While MyPennMedicine allows outpatients to schedule appointments, view and refill their current medications, and look at lab results, MyChart Bedside allows inpatients to view their upcoming procedures and tests, the medications they will be receiving, and their treatment providers, Bass said.

“I think that sometimes when patients are in the hospital, they don’t have that transparency around what’s going on around them,” she said. “I really believe that this tool allows for that. And that, to me, is really powerful.”

Associate Director of Clinical Technology and Systems at Penn Med Sean Sarles described MyChart Bedside as an “extension of an electronic health record” that allows both inpatients and designated family members to be more involved in the patient’s medical care.

“MyChart Bedside and the information that it provides is, for us, a whole new realm of patient and family participation in [the patient’s] care,” Sarles said.

Sarles explained that patients will access MyChart Bedside from an iPad located in each room in The Pavilion, and a trained “ambassador” will demonstrate to the patient how to use the technology.

To ensure that patients’ data is private, each patient will use a specific pin number to access the iPad, while family members with approved access will use their own unique login to view the patient’s information, Sarles said. When a patient is discharged from the hospital or moved to a different room, their data is wiped from the iPad to prepare for the next patient. The iPads will not work if they are removed from the hospital.

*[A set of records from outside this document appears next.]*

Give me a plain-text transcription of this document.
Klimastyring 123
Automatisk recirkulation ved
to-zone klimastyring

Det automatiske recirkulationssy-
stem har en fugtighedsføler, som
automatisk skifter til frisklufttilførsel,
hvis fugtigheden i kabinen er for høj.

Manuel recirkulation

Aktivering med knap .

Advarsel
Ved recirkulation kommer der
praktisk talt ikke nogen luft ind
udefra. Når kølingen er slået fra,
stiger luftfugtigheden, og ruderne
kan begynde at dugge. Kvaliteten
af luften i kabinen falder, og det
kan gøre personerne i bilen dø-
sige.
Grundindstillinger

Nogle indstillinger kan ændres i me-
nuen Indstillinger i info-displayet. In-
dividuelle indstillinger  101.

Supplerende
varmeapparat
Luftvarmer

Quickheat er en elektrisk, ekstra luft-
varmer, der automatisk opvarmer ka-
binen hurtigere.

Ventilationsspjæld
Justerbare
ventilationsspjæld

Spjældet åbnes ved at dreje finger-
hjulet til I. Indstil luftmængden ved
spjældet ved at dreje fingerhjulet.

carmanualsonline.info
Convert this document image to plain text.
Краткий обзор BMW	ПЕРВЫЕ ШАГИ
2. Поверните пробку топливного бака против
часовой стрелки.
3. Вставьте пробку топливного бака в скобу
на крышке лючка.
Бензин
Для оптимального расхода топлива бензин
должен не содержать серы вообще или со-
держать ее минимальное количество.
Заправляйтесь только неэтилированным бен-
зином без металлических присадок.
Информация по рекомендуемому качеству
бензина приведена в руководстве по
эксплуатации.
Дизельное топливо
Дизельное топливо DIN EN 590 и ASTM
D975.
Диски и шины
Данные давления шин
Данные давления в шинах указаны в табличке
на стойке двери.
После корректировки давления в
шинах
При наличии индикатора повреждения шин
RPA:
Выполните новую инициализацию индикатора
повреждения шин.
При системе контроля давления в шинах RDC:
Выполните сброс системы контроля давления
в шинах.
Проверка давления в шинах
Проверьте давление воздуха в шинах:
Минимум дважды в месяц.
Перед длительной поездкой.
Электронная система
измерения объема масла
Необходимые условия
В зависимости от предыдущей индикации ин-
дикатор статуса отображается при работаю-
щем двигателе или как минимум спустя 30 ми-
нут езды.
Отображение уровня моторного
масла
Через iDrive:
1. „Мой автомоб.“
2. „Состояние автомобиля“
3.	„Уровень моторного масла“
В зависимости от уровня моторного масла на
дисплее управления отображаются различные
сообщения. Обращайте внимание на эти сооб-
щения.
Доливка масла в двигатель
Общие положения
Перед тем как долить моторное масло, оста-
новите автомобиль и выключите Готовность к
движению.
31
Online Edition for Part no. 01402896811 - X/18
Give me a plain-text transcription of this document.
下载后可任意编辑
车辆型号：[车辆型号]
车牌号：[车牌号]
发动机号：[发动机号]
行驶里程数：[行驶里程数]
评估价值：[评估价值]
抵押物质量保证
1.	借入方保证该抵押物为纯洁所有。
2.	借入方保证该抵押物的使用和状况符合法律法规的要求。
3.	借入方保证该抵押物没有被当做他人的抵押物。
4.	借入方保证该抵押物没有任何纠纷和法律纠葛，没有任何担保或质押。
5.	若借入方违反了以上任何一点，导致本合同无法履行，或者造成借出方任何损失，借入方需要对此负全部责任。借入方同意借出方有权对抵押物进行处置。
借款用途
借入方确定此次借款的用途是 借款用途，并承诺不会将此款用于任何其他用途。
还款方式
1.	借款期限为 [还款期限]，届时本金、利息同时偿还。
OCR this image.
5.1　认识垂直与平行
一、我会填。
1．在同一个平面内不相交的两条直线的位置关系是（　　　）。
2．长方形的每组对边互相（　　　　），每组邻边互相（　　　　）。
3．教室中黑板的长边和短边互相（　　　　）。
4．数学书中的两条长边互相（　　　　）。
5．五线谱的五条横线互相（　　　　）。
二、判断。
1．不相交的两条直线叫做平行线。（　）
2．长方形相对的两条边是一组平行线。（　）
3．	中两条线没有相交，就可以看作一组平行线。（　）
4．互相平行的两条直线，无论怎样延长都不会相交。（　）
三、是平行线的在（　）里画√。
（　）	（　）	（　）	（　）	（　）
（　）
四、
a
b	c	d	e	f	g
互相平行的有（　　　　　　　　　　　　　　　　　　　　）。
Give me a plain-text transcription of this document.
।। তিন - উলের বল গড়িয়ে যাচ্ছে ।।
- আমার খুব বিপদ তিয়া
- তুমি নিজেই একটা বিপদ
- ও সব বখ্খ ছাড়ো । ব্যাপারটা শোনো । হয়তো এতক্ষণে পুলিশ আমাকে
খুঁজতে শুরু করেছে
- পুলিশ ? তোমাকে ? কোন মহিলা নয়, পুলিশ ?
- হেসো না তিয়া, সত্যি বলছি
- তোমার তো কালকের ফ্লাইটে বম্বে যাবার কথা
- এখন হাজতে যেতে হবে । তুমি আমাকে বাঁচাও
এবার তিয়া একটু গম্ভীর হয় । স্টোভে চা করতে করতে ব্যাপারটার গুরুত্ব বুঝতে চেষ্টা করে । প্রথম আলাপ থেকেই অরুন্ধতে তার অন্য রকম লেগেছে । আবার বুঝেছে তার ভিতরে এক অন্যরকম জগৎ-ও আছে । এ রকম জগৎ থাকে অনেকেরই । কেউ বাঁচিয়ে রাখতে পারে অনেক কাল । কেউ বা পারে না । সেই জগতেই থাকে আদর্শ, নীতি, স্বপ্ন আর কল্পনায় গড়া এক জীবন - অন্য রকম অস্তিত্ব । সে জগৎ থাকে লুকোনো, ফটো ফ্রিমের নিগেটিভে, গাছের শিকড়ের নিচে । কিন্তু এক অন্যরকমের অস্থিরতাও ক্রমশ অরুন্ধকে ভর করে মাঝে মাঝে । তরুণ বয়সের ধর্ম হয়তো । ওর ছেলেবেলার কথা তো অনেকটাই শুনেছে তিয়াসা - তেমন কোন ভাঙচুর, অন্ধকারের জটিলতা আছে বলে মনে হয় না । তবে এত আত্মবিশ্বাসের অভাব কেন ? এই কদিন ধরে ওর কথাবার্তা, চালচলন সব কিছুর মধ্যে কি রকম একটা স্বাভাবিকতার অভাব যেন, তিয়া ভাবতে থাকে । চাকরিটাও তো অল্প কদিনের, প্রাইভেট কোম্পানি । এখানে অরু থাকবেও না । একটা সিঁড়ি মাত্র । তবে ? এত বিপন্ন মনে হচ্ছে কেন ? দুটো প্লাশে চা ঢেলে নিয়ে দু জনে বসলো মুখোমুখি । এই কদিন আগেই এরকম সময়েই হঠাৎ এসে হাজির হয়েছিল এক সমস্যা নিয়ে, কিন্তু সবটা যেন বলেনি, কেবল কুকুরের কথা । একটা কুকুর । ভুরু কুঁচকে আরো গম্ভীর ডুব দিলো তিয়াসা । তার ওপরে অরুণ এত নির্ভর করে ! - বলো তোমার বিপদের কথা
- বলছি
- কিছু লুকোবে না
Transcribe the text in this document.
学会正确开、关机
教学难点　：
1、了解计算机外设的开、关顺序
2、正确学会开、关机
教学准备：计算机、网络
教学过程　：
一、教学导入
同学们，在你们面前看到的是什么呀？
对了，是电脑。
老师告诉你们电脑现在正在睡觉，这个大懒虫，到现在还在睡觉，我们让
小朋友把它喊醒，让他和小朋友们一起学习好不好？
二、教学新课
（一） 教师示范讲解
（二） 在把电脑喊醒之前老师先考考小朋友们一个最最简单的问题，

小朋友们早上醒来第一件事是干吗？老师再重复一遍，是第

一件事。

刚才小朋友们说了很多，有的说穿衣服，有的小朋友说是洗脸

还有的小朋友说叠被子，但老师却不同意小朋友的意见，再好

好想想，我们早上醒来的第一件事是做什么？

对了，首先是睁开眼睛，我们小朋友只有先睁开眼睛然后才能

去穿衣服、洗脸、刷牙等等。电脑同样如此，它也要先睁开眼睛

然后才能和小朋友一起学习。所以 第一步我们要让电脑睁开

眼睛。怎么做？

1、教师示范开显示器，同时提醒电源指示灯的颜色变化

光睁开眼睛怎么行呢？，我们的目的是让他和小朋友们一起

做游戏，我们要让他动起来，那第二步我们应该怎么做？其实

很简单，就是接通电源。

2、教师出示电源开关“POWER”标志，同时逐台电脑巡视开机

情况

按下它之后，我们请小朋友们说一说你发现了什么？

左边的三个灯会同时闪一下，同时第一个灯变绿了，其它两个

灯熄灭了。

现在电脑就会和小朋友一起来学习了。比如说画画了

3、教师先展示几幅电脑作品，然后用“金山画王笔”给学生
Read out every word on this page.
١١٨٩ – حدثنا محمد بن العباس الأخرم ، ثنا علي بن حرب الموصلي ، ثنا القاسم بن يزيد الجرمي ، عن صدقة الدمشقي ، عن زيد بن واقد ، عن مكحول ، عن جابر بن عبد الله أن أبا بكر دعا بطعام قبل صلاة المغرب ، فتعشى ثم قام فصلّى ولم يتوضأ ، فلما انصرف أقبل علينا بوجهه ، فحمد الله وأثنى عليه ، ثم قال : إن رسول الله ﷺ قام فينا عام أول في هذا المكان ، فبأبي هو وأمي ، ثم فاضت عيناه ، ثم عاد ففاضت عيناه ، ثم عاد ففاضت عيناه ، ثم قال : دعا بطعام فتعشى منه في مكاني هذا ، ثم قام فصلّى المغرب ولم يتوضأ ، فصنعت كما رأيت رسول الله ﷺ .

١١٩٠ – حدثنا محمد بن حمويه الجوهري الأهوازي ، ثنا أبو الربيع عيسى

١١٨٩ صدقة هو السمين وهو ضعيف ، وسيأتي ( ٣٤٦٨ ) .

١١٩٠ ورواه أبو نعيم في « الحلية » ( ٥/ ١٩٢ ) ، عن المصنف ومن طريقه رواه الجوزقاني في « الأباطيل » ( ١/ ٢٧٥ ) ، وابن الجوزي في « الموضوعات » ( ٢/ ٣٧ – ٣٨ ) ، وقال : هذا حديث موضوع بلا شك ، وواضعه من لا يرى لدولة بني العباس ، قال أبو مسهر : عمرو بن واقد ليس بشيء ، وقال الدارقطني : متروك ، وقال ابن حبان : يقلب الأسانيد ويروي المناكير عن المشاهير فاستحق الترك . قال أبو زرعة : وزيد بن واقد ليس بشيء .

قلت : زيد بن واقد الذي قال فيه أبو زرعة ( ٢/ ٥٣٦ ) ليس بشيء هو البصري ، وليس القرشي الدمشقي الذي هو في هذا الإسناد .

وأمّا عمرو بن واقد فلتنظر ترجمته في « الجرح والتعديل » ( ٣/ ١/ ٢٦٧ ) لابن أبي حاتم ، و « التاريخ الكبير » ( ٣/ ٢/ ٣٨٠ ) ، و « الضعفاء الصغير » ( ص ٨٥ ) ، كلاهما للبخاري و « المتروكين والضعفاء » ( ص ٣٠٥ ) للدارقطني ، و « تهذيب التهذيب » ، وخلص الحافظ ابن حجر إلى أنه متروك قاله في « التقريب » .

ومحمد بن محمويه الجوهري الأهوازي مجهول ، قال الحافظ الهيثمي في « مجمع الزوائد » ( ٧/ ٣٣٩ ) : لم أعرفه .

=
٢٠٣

Penn Med’s Associate Chief Medical Informatics Officer Neha Patel, who worked on the MyChart Bedside pilot alongside Bass and Sarles, added that the new tool allows the hospital to “mitigate the technology divide” by giving all patients equal access to the same technology. For patients who do not have smart devices at home, MyChart Bedside gives them the opportunity to learn how to use an iPad, view their patient portal, and ask their health care provider questions, Patel said.

MyChart Bedside’s design was influenced by feedback from nurses, social workers, health care providers, and members of the Pennsylvania Hospital’s Patient and Family Advisory Council — a group composed of patients and patient family members — Bass said. She noted that the members of PFAC provided a firsthand perspective on how MyChart Bedside can best support a patient’s hospital experience, a perspective she said was “invaluable.”

“A lot of times with us working in healthcare, we’re so focused on getting the job done and meeting deadlines,” she said. “I think having members of PFAC on our team kept us grounded.”

MyChart Bedside will likely be implemented in the months following the opening of The Pavilion once the staff is accustomed to the new building and its technology, Bass said. 

Patel said that Penn Med is looking to launch MyChart Bedside at its other hospitals, adding that patient portals have the opportunity to not only improve a patient’s hospital stay but to help them improve their health at home after the visit.